Kann da mir jemand weiterhelfen? Echt Ärgerlich mit den Änderungen von udev - finde ich.

Vielen Dank für jede Hilfe!

Klemi

----------

## misterjack

 *klemi wrote:*   

> 
> 
> # udev_rules - The name and location of the udev rules file
> 
> udev_rules="/etc/udev/rules.d/" 

 

da fehlt nix  :Razz: 

 *klemi wrote:*   

> 
> 
> mount: blockorientiertes Gerät /dev/hdd ist schreibgeschützt, wird eingehängt im Nur - Lese - Modus

 

jo das kommt wenn man versucht eine cd im rw-modus zu mounten

außerdem fehlt das wichtigste, deine fstab  :Wink: 

----------

## klemi

ok, fstab habe ich vergessen - wird heute nachmittag nachgereicht (bin im Moment nicht am Home-PC).

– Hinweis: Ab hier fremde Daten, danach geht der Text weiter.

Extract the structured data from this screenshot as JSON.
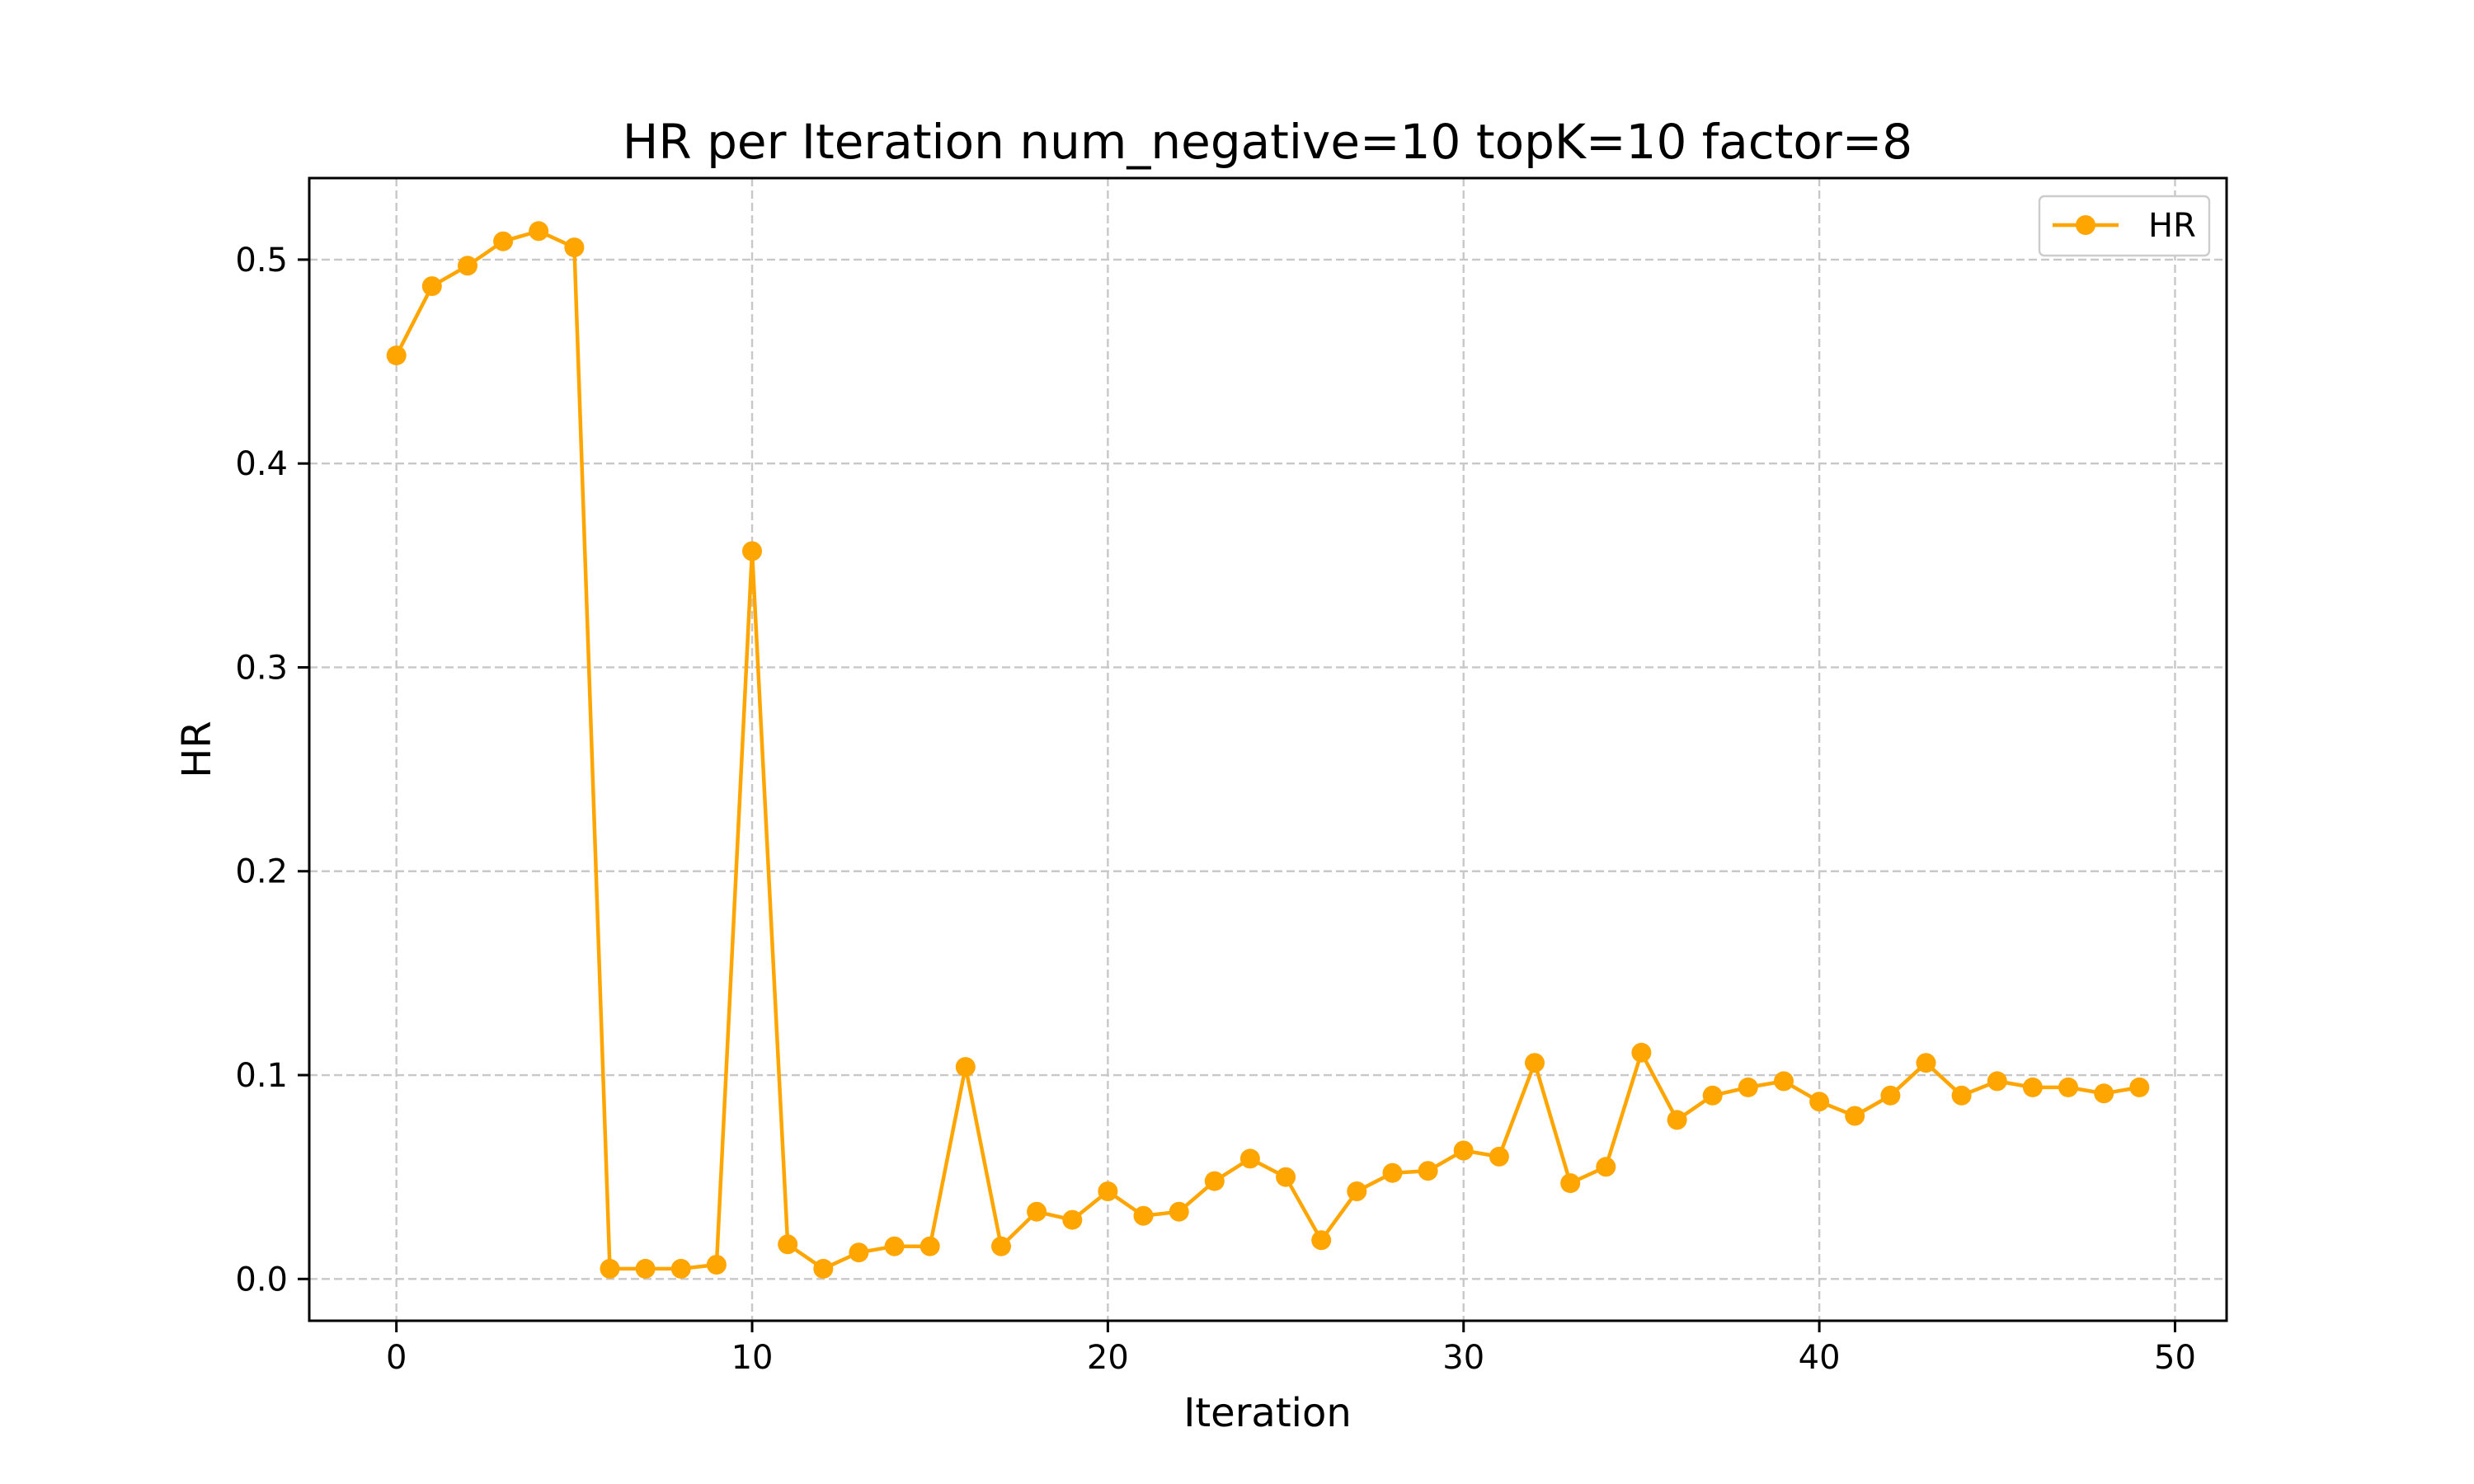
{
  "chart_data": {
    "type": "line",
    "title": "HR per Iteration num_negative=10 topK=10 factor=8",
    "xlabel": "Iteration",
    "ylabel": "HR",
    "xlim": [
      -2.45,
      51.45
    ],
    "ylim": [
      -0.0205,
      0.54
    ],
    "xticks": [
      0,
      10,
      20,
      30,
      40,
      50
    ],
    "xtick_labels": [
      "0",
      "10",
      "20",
      "30",
      "40",
      "50"
    ],
    "yticks": [
      0.0,
      0.1,
      0.2,
      0.3,
      0.4,
      0.5
    ],
    "ytick_labels": [
      "0.0",
      "0.1",
      "0.2",
      "0.3",
      "0.4",
      "0.5"
    ],
    "grid": true,
    "legend_position": "top-right",
    "series": [
      {
        "name": "HR",
        "color": "#ffa500",
        "marker": "circle",
        "x": [
          0,
          1,
          2,
          3,
          4,
          5,
          6,
          7,
          8,
          9,
          10,
          11,
          12,
          13,
          14,
          15,
          16,
          17,
          18,
          19,
          20,
          21,
          22,
          23,
          24,
          25,
          26,
          27,
          28,
          29,
          30,
          31,
          32,
          33,
          34,
          35,
          36,
          37,
          38,
          39,
          40,
          41,
          42,
          43,
          44,
          45,
          46,
          47,
          48,
          49
        ],
        "values": [
          0.453,
          0.487,
          0.497,
          0.509,
          0.514,
          0.506,
          0.005,
          0.005,
          0.005,
          0.007,
          0.357,
          0.017,
          0.005,
          0.013,
          0.016,
          0.016,
          0.104,
          0.016,
          0.033,
          0.029,
          0.043,
          0.031,
          0.033,
          0.048,
          0.059,
          0.05,
          0.019,
          0.043,
          0.052,
          0.053,
          0.063,
          0.06,
          0.106,
          0.047,
          0.055,
          0.111,
          0.078,
          0.09,
          0.094,
          0.097,
          0.087,
          0.08,
          0.09,
          0.106,
          0.09,
          0.097,
          0.094,
          0.094,
          0.091,
          0.094
        ]
      }
    ]
  }
}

Wichtig wäre für mich noch:

1.) Ich habe ivman installiert: Müssen die Laufwerke überhaupt deklariert werden? Wenn man das wegläßt werden doch Laufwerke automatisch gemanaged (eigebunden).

2.) Wieso fehlt in udev.conf nicht der Dateinname. Es müsset doch die Regel 50-udev-rules auftauchen und auch 10-udev-rules - oder sehe ich da was falsch?

3.) Feststellen möchte ich noch eines:

Vor dem udeb-update funktionierte alles bestens. Nach udev-update traten die beschriebenen Probleme auf.

4.) Ich habe Kernel 2.6.10-r6 drauf. Verträgt sich dieser eventuelle nicht mit dem neuen udev?

Klemi

----------

## Roller

Das Problem hatte ich auch, schau mal in welcher gruppe dein CD-ROM ist. Bei mir war es früher in der Gruppe Disk, jetzt ist es in der Gruppe cdrom.

----------

## Raistlin

 *klemi wrote:*   

> ok, fstab habe ich vergessen - wird heute nachmittag nachgereicht (bin im Moment nicht am Home-PC).
> 
> Wichtig wäre für mich noch:
> 
> 1.) Ich habe ivman installiert: Müssen die Laufwerke überhaupt deklariert werden? Wenn man das wegläßt werden doch Laufwerke automatisch gemanaged (eigebunden).
> ...

 

Hi,

1) kann ich dir nicht helfen - ich kenne ivman nicht - fände es aber komisch, wenn er laufwerke automagisch einbindet...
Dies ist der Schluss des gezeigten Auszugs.